Le grand coupé qui n’était pas à Chateaubriand

Publié le 20/09/2021

Ce grand coupé, faussement attribué à Chateaubriand, a été adjugé 78 000 €.

Drouot

Chateaubriand a été un grand voyageur. Ses séjours en Amérique et en Orient jusqu’à Jérusalem masquent des destinations plus proches. En lisant ses Mémoires d’Outre-tombe, nous avons l’impression qu’il était sans cesse sur les routes, roulant vers Rome ou vers Prague. On ne prête qu’aux riches, dit-on, c’est sans doute la raison pour laquelle la tradition lui a attribué un grand coupé de voyage, qui a été adjugé 78 000 €, à Drouot (Hôtel Drouot – 9, rue Drouot 75009 Paris), le 13 juillet dernier par la maison Daguerre, assistée par Patrice Biget lors de la dispersion de la collection de voitures historiques d’André Becker.
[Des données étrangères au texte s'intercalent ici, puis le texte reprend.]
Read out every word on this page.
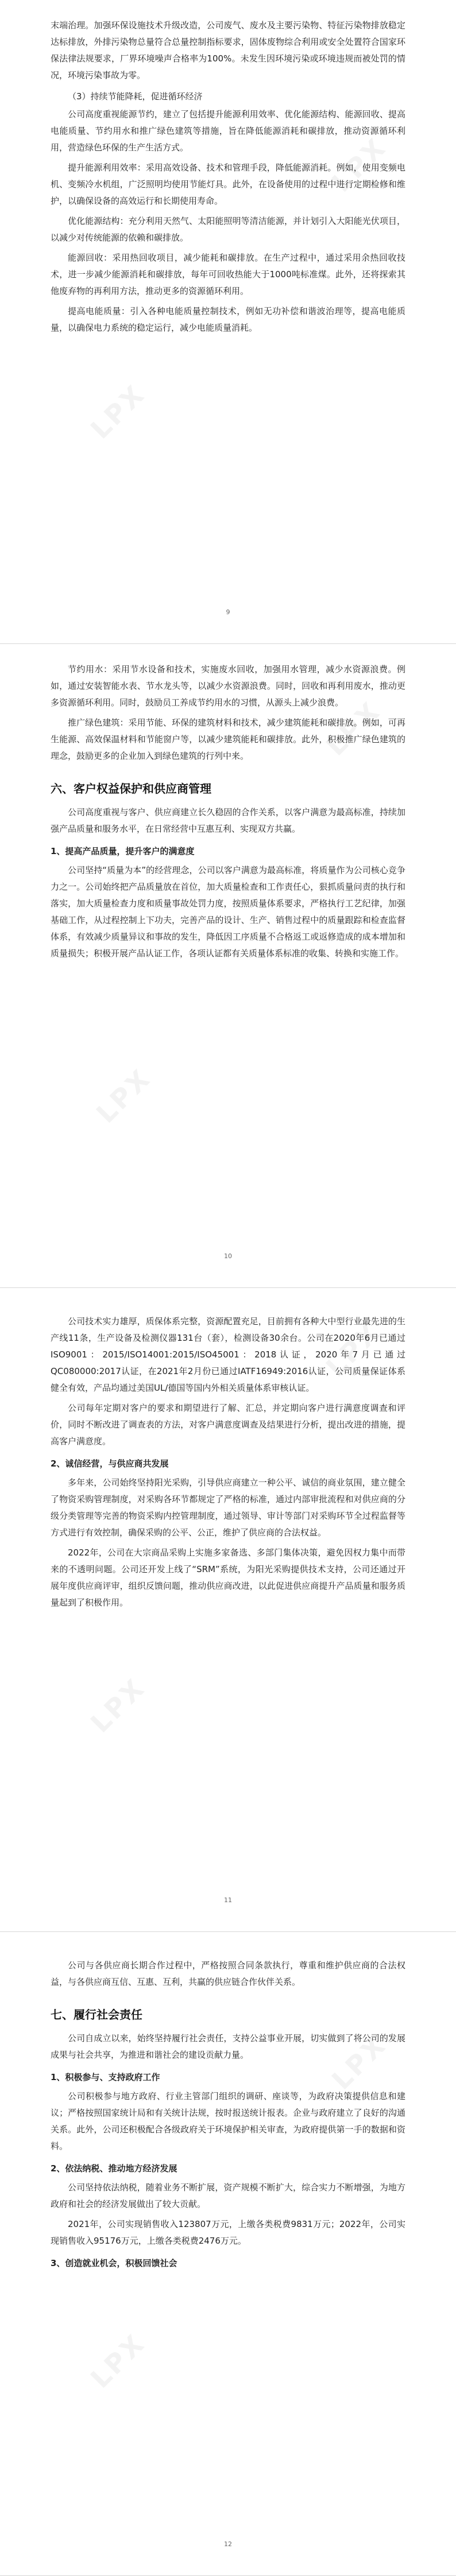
末端治理。加强环保设施技术升级改造，公司废气、废水及主要污染物、特征污染物排放稳定达标排放，外排污染物总量符合总量控制指标要求，固体废物综合利用或安全处置符合国家环保法律法规要求，厂界环境噪声合格率为100%。未发生因环境污染或环境违规而被处罚的情况，环境污染事故为零。

（3）持续节能降耗，促进循环经济

公司高度重视能源节约，建立了包括提升能源利用效率、优化能源结构、能源回收、提高电能质量、节约用水和推广绿色建筑等措施，旨在降低能源消耗和碳排放，推动资源循环利用，营造绿色环保的生产生活方式。

提升能源利用效率：采用高效设备、技术和管理手段，降低能源消耗。例如，使用变频电机、变频冷水机组，广泛照明均使用节能灯具。此外，在设备使用的过程中进行定期检修和维护，以确保设备的高效运行和长期使用寿命。

优化能源结构：充分利用天然气、太阳能照明等清洁能源，并计划引入大阳能光伏项目，以减少对传统能源的依赖和碳排放。

能源回收：采用热回收项目，减少能耗和碳排放。在生产过程中，通过采用余热回收技术，进一步减少能源消耗和碳排放，每年可回收热能大于1000吨标准煤。此外，还将探索其他废弃物的再利用方法，推动更多的资源循环利用。

提高电能质量：引入各种电能质量控制技术，例如无功补偿和谐波治理等，提高电能质量，以确保电力系统的稳定运行，减少电能质量消耗。

9

节约用水：采用节水设备和技术，实施废水回收，加强用水管理，减少水资源浪费。例如，通过安装智能水表、节水龙头等，以减少水资源浪费。同时，回收和再利用废水，推动更多资源循环利用。同时，鼓励员工养成节约用水的习惯，从源头上减少浪费。

推广绿色建筑：采用节能、环保的建筑材料和技术，减少建筑能耗和碳排放。例如，可再生能源、高效保温材料和节能窗户等，以减少建筑能耗和碳排放。此外，积极推广绿色建筑的理念，鼓励更多的企业加入到绿色建筑的行列中来。

六、客户权益保护和供应商管理

公司高度重视与客户、供应商建立长久稳固的合作关系，以客户满意为最高标准，持续加强产品质量和服务水平，在日常经营中互惠互利、实现双方共赢。

1、提高产品质量，提升客户的满意度

公司坚持“质量为本”的经营理念，公司以客户满意为最高标准，将质量作为公司核心竞争力之一。公司始终把产品质量放在首位，加大质量检查和工作责任心，狠抓质量问责的执行和落实，加大质量检查力度和质量事故处罚力度，按照质量体系要求，严格执行工艺纪律，加强基础工作，从过程控制上下功夫，完善产品的设计、生产、销售过程中的质量跟踪和检查监督体系，有效减少质量异议和事故的发生，降低因工序质量不合格返工或返修造成的成本增加和质量损失；积极开展产品认证工作，各项认证都有关质量体系标准的收集、转换和实施工作。

10

公司技术实力雄厚，质保体系完整，资源配置充足，目前拥有各种大中型行业最先进的生产线11条，生产设备及检测仪器131台（套），检测设备30余台。公司在2020年6月已通过ISO9001：2015/ISO14001:2015/ISO45001：2018认证，2020年7月已通过QC080000:2017认证，在2021年2月份已通过IATF16949:2016认证，公司质量保证体系健全有效，产品均通过美国UL/德国等国内外相关质量体系审核认证。

公司每年定期对客户的要求和期望进行了解、汇总，并定期向客户进行满意度调查和评价，同时不断改进了调查表的方法，对客户满意度调查及结果进行分析，提出改进的措施，提高客户满意度。

2、诚信经营，与供应商共发展

多年来，公司始终坚持阳光采购，引导供应商建立一种公平、诚信的商业氛围，建立健全了物资采购管理制度，对采购各环节都规定了严格的标准，通过内部审批流程和对供应商的分级分类管理等完善的物资采购内控管理制度，通过领导、审计等部门对采购环节全过程监督等方式进行有效控制，确保采购的公平、公正，维护了供应商的合法权益。

2022年，公司在大宗商品采购上实施多家备选、多部门集体决策，避免因权力集中而带来的不透明问题。公司还开发上线了“SRM”系统，为阳光采购提供技术支持，公司还通过开展年度供应商评审，组织反馈问题，推动供应商改进，以此促进供应商提升产品质量和服务质量起到了积极作用。

11

公司与各供应商长期合作过程中，严格按照合同条款执行，尊重和维护供应商的合法权益，与各供应商互信、互惠、互利，共赢的供应链合作伙伴关系。

七、履行社会责任

公司自成立以来，始终坚持履行社会责任，支持公益事业开展，切实做到了将公司的发展成果与社会共享，为推进和谐社会的建设贡献力量。

1、积极参与、支持政府工作

公司积极参与地方政府、行业主管部门组织的调研、座谈等，为政府决策提供信息和建议；严格按照国家统计局和有关统计法规，按时报送统计报表。企业与政府建立了良好的沟通关系。此外，公司还积极配合各级政府关于环境保护相关审查，为政府提供第一手的数据和资料。

2、依法纳税、推动地方经济发展

公司坚持依法纳税，随着业务不断扩展，资产规模不断扩大，综合实力不断增强，为地方政府和社会的经济发展做出了较大贡献。

2021年，公司实现销售收入123807万元，上缴各类税费9831万元；2022年，公司实现销售收入95176万元，上缴各类税费2476万元。

3、创造就业机会，积极回馈社会
12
Cette voiture, fabriquée par Luigi Rossi à Turin, carrossier du prince de Savoie-Carignan, est toujours recouverte d’une peinture verte ancienne. L’intérieur d’origine, en drap bleu plus très frais, comporte outre la banquette, deux sièges strapontins. À l’arrière, les domestiques disposaient d’un siège. Ils avaient les yeux dirigés sur les malles, toujours posées sur l’impériale. Quant au cocher, il s’éclairait grâce à deux lanternes carrées jour-nuit. Sinon, les roues avant ont un diamètre de 93 cm et les roues arrière de 140 cm, le tout reposant sur une suspension composée de quatre ressorts en C. Ce coupé présente une certaine allure et l’on peut imaginer François-René, arriver, fourbu, mais ravi, dans la cour de l’ambassade de France à Rome où il venait d’être nommé, ou alors à Prague au château de Hradcany où il rendait visite à Charles X en exil. Il avait fière allure dans cet équipage, le vicomte !
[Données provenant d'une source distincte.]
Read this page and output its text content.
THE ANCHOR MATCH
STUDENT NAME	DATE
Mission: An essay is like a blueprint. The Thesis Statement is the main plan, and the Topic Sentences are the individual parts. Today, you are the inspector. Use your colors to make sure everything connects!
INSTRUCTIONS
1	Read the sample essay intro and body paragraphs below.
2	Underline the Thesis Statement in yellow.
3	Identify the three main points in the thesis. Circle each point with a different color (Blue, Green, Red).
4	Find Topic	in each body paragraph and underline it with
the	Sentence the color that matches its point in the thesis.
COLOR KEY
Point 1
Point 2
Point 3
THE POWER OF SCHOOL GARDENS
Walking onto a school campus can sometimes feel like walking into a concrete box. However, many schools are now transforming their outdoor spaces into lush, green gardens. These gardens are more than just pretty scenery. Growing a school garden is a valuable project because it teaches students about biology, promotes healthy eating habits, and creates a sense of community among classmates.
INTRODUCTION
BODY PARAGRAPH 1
Las, ce grand coupé lui a été faussement attribué. Il appartenait en réalité à Paul comte de Sales, ambassadeur des États sardes à Paris de 1829 à 1836. Il suffisait de lire les armoiries de la famille de Sales en métal argenté appliquées sur les panneaux de portières : « D’azur, à 2 fasces d’or remplies de gueules et accompagnées d’un croissant d’or en chef et de 2 étoiles d’argent, une en abîmes l’autre en pointe » pour s’en rendre compte. Celles-ci diffèrent en effet sensiblement des armes de Chateaubriand : « De gueules, semé de fleurs de lis d’or ». Ce qui illustre un certain panache et correspond davantage à sa personnalité, d’autant que la tradition rapporte que ce blason fut concédé par Saint-Louis à Geoffroy IV de Chateaubriand, en récompense de sa valeur et de sa fidélité. On rapporte que les Chateaubriand adoptèrent alors cette devise : « Notre sang teint les bannières de France ». Une autre tradition se réfère à Joinville. Ce dernier rapporte qu’après la bataille de Mansourah (1250), Chotard de Chateaubriand sauva Louis IX d’un dard et répandit son sang sur les armes du monarque. Pour le remercier, le roi l’autorisa à reprendre les armes royales sur fond de gueules (rouge comme le sang).

Quant à Paul de Sales, diplomate remarquable, on lui attribue, en partie, le rétablissement d’un évêché à Annecy pour remplacer celui de Genève, occupé jadis par son ascendant, saint François de Sales.